Brazilian President Jair Bolsonaro faces widespread criticism as coronavirus deaths and infections rise.
Brazilian President Jair Bolsonaro replaced six ministers in sweeping cabinet reshuffle that comes as far-right leader faces off mounting pressure to report on his government’s handling of a growing COVID-19 pandemic.
Among the changes, Carlos Alberto Franco França has been appointed as the new foreign minister and Walter Souza Braga Netto has been confirmed as the new defense minister, Bolsonaro’s press office said in a statement on Monday evening.
They replace Ernesto Araújo and Fernando Azevedo e Silva respectively.
The announcement came after earlier reports that Araújo, a staunch ally of Bolsonaro, and Azevedo e Silva had resigned.
Bolsonaro, a COVID-19 skeptic who dismissed the need for public health measures to mitigate the spread of the virus, is under increasing pressure to tackle the pandemic more seriously and slow a second wave of infections that has pushed hospitals to the brink.
More than 312,000 people have died in Brazil from COVID-19, according to data collected by Johns Hopkins University, while the country has reported more than 12.5 million infections – after the United States.

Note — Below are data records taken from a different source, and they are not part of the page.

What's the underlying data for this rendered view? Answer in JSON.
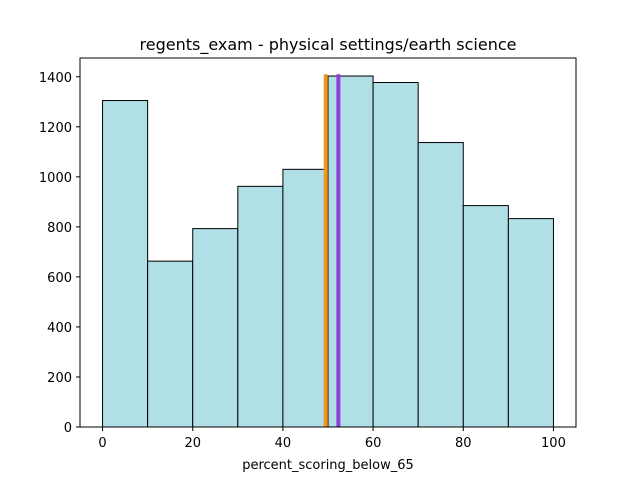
{
  "chart_data": {
    "type": "bar",
    "title": "regents_exam - physical settings/earth science",
    "xlabel": "percent_scoring_below_65",
    "ylabel": "",
    "bin_edges": [
      0,
      10,
      20,
      30,
      40,
      50,
      60,
      70,
      80,
      90,
      100
    ],
    "values": [
      1305,
      663,
      793,
      962,
      1030,
      1403,
      1377,
      1137,
      885,
      833
    ],
    "xlim": [
      -5,
      105
    ],
    "ylim": [
      0,
      1475
    ],
    "xticks": [
      0,
      20,
      40,
      60,
      80,
      100
    ],
    "yticks": [
      0,
      200,
      400,
      600,
      800,
      1000,
      1200,
      1400
    ],
    "grid": false,
    "bar_color": "#b0dfe5",
    "bar_edge_color": "#000000",
    "reference_lines": [
      {
        "x": 49.5,
        "color": "#f0961e"
      },
      {
        "x": 52.3,
        "color": "#8e3fd6"
      }
    ]
  }
}
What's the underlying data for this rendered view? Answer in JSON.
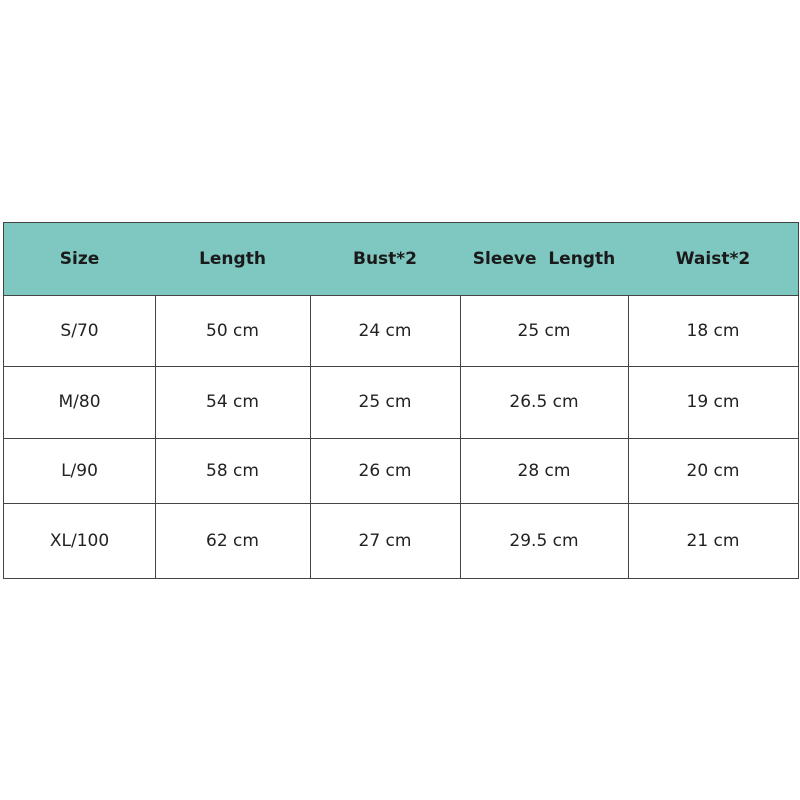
{
  "table": {
    "header": [
      "Size",
      "Length",
      "Bust*2",
      "Sleeve  Length",
      "Waist*2"
    ],
    "rows": [
      [
        "S/70",
        "50 cm",
        "24 cm",
        "25 cm",
        "18 cm"
      ],
      [
        "M/80",
        "54 cm",
        "25 cm",
        "26.5 cm",
        "19 cm"
      ],
      [
        "L/90",
        "58 cm",
        "26 cm",
        "28 cm",
        "20 cm"
      ],
      [
        "XL/100",
        "62 cm",
        "27 cm",
        "29.5 cm",
        "21 cm"
      ]
    ]
  }
}
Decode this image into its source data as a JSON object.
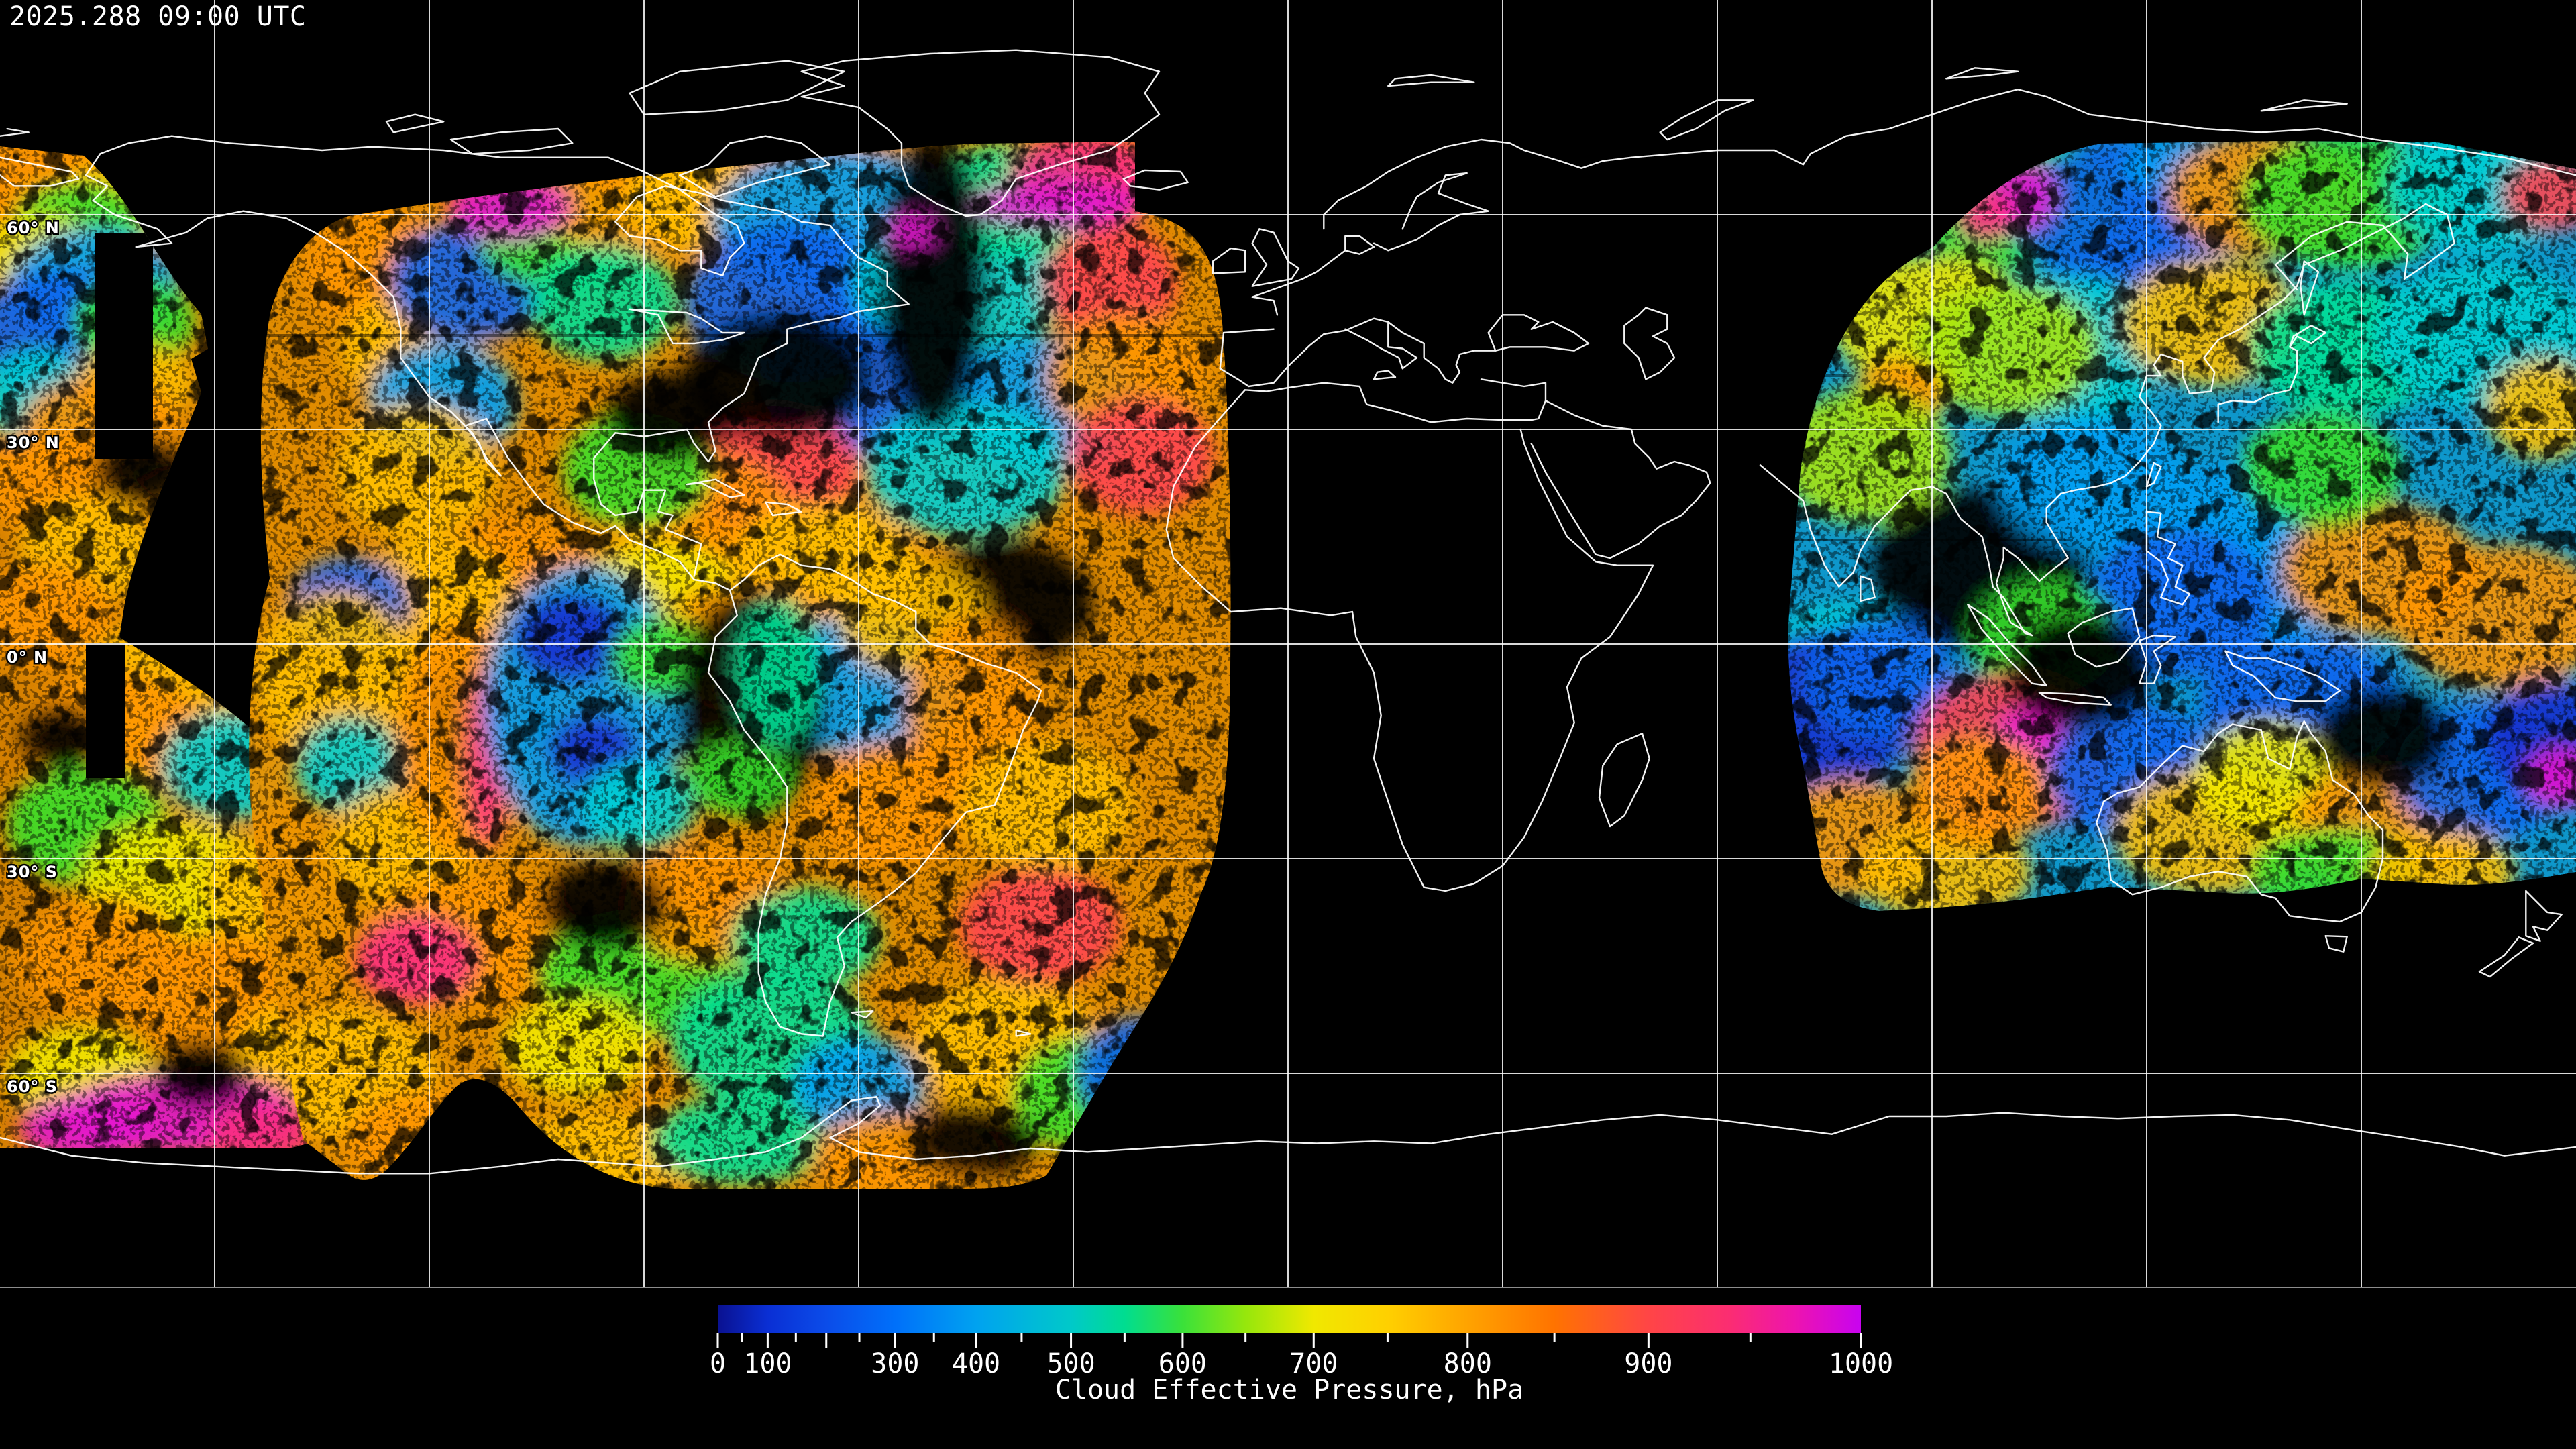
{
  "header": {
    "timestamp": "2025.288 09:00 UTC"
  },
  "map": {
    "latitude_labels": [
      "60° N",
      "30° N",
      "0° N",
      "30° S",
      "60° S"
    ],
    "graticule": {
      "latitudes_deg": [
        60,
        30,
        0,
        -30,
        -60
      ],
      "latitude_spacing_deg": 30,
      "longitude_spacing_deg": 30
    },
    "background_color": "#000000",
    "coastline_color": "#ffffff",
    "gridline_color": "#ffffff",
    "frame_color": "#8c8c8c"
  },
  "colorbar": {
    "title": "Cloud Effective Pressure, hPa",
    "units": "hPa",
    "min": 0,
    "max": 1000,
    "tick_labels": [
      "0",
      "100",
      "300",
      "400",
      "500",
      "600",
      "700",
      "800",
      "900",
      "1000"
    ],
    "tick_values": [
      0,
      100,
      300,
      400,
      500,
      600,
      700,
      800,
      900,
      1000
    ],
    "major_tick_step": 100,
    "minor_tick_step": 50,
    "scale_note": "nonlinear: position = (5^(v/1000)-1)/4",
    "scale_base": 5,
    "gradient_stops": [
      {
        "value": 0,
        "color": "#0a1190"
      },
      {
        "value": 100,
        "color": "#0a2fd4"
      },
      {
        "value": 200,
        "color": "#0b4ce9"
      },
      {
        "value": 300,
        "color": "#0070fa"
      },
      {
        "value": 400,
        "color": "#00a2f0"
      },
      {
        "value": 500,
        "color": "#00c9c9"
      },
      {
        "value": 550,
        "color": "#00dd90"
      },
      {
        "value": 600,
        "color": "#3ae13a"
      },
      {
        "value": 650,
        "color": "#96e70c"
      },
      {
        "value": 700,
        "color": "#f0e800"
      },
      {
        "value": 750,
        "color": "#ffd000"
      },
      {
        "value": 800,
        "color": "#ffa300"
      },
      {
        "value": 850,
        "color": "#ff7300"
      },
      {
        "value": 900,
        "color": "#ff4546"
      },
      {
        "value": 940,
        "color": "#fb2d72"
      },
      {
        "value": 970,
        "color": "#ee14ad"
      },
      {
        "value": 1000,
        "color": "#c803f0"
      }
    ]
  },
  "palette": {
    "deepblue": "#1430cf",
    "blue": "#0a64f0",
    "sky": "#00a0f5",
    "cyan": "#00cfd4",
    "teal": "#00e096",
    "green": "#38e02a",
    "lime": "#a8e60e",
    "yellow": "#f2e800",
    "amber": "#ffc000",
    "orange": "#ff9600",
    "redpink": "#ff4452",
    "pink": "#fb2d82",
    "magenta": "#e414cf",
    "black": "#000000"
  }
}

Brazil’s health ministry said on Monday 1,660 coronavirus-related deaths and 38,927 new cases had been reported in the past 24 hours, as experts warned this week young Brazilians were particularly affected by the current wave of the pandemic.
The departure of Azevedo e Silva came as a surprise, given that there were no exit rumors or rumblings of discontent.
The president has placed current and former military officials at all levels of his government.
“During this time, I have preserved the armed forces as state institutions,” Azevedo e Silva wrote in a ministry statement. “I am leaving with the certainty of a mission accomplished.”
Earlier this month, Bolsonaro replaced Health Minister Eduardo Pazuello, an active-duty general who had overseen most of the coronavirus response. He has been widely blamed for a slow and erratic vaccination schedule.
Brazil’s foreign ministry did not immediately respond to a request for comment on Araújo’s departure.
In recent days, Araújo has angered senior lawmakers who have raised their voices in demanding his replacement. They were angered by his long-standing criticism of China, the main trading partner.
The diplomat’s esteem for former US President Donald Trump was also seen as an obstacle to persuading the Biden administration to free up stocks of American vaccines for Brazil.